Germany has bucked years of birth rate decline with a sudden ten per cent surge in new children coming nine months after lockdowns ended and bars reopened in summer 2020.
Births in Germany hit a 20-year-high in March 2021, the latest release from the national statistical agency (De Statis) reveals, with 65,903 children born in the month. This represents a massive ten per cent rise on March 2020 and is the highest level of March births since 1998.
De Statis note a correlation between births and the coronavirus lockdown. While the number of children born who were conceived during the early 2020 lockdown was broadly normal, when society started to open up again births started climbing.
Children born in February 2021, which corresponded with the first signs of lockdown ending in May 2020, were already up six per cent. The ten per cent surge by March 2021 corresponds to the summer suspension of lockdown in Germany, which saw groups able to socialise again and — quite possibly, crucially — pubs and bars allowed to reopen.
In recent years, Germany’s birth rate has fallen so steeply it became the lowest in Europe, and then ‘overtook’ Japan to become the lowest in the world in 2015.
While many major European nations saw a precipitous fall in births — already generally well below the so-called replacement rate continent-wide — coinciding with the pandemic, some have seen recoveries or even booms. Finland is one such country that has cited a coronavirus baby boom with a ten per cent gain in March.
Why different nations have seen different fertility responses to the pandemic and lockdown remains an open question, but a hypothesis has been offered. Germany’s De Statis notes a sudden fall in births in countries with very high coronavirus death rates, which Germany has not experienced.
A May report from the Reuters news agency has cited new pro-family policies enacted by the German government in the past decade as being a help to professional middle-class women who might otherwise miss out on motherhood. Until very recently, any policies promoting childbearing was compared unfavourably to the pro-natalism of Nazi-era Germany, possibly a contributing factor to the fact that more people have died than been born in Germany every year since the 1970s.
Also invoked in the report was Germany’s extremely high levels of immigration, thanks largely to the Europe Migrant Crisis, over the same period which has seen large numbers of young people from cultures associated with significantly higher birthrates arrive. Migrant mothers’ birth rates stood at a significant 2.3 in 2016, it claimed, compared to Germany’s average of 1.6. But even this epoch-defining migratory flow is not a long term solution to Germany’s demographic puzzle, it seems, as upon exposure to German culture and the obstacles thrown in the way of family life common to Western societies, the birth rates of migrant mothers do start to fall almost immediately.

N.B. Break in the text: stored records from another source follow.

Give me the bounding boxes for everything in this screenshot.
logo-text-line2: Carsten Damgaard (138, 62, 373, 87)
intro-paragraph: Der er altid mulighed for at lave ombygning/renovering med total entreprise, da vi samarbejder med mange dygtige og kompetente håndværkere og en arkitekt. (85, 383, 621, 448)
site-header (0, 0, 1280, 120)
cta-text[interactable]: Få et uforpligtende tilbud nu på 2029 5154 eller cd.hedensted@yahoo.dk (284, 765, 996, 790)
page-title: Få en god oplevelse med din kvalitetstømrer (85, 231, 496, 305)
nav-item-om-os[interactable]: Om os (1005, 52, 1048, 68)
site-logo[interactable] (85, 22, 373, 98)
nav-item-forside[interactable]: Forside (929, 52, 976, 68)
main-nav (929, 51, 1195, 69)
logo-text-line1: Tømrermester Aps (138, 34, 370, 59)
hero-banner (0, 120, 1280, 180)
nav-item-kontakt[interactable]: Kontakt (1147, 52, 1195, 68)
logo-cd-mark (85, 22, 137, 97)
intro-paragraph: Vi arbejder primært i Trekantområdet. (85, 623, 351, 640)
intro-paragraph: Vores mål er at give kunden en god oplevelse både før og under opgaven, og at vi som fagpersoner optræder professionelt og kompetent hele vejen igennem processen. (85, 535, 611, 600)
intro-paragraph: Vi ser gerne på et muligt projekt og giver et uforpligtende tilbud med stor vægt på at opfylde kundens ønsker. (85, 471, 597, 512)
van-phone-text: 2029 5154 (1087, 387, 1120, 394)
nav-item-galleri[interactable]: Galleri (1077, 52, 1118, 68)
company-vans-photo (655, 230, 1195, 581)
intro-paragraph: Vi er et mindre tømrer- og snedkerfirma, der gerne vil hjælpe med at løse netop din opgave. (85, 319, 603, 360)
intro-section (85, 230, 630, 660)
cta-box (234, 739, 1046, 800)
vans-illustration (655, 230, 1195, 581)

Another European nation experiencing growth in birth rates is Hungary, although their government is less shy about giving couples support to start families. De Statis notes Hungary was one of the nations that saw a ten per cent bounce in March, a move against what the government in Budapest identifies as a “demographic crisis” that is to be fought and defeated.
Among the new measures in place in Hungary in recent years are special — and significant — tax breaks for families and young people, large loans for helping establish households for new families which do not have to be repaid if a couple has three children, and free IVF treatment.
Speaking to Breitbart London in February, Hungarian Families Minister Katalin Novák said she believes her nation will be better prepared to bounce back from the coronavirus baby-bust than other European nations because of a decade of these pro-family policies already being in place and having an impact before coronavirus took hold.
Advances in birth rates following the easement of lockdowns last summer or not, it remains the case that nations across Europe are not even close to maintaining a stable population without the aid of immigration from countries outside the bloc. Birthrates in the UK were already at historic lows before coronavirus, with 82 per cent of all population growth in the early part of the 21st century down to immigration, rather than natural growth.
The United States does not escape, either. The CDC announced in May that the U.S. birthrate saw the largest fall in nearly 50 years, hitting the lowest rate of births on record. Although births in the figures may have been impacted by coronavirus, many pregnancies were already underway before the pandemic began, pointing to wider problems, the report said.
And despite the spike of births in countries like Germany now that coincides with the reopening of pubs and bars last summer, demographers say there is no hope on the horizon for Europe’s demographics. The Wall Street Journal cited the remarks of Tomas Sobotka of the Wittgenstein Center for Demography and Global Human Capital in a March report when he said of the situation: “All evidence points to a sharp decline in fertility rates and in the number of births across highly developed countries.
“The longer this period of [coronavirus induced] uncertainty lasts, the more it will have lifelong effects on the fertility rate.”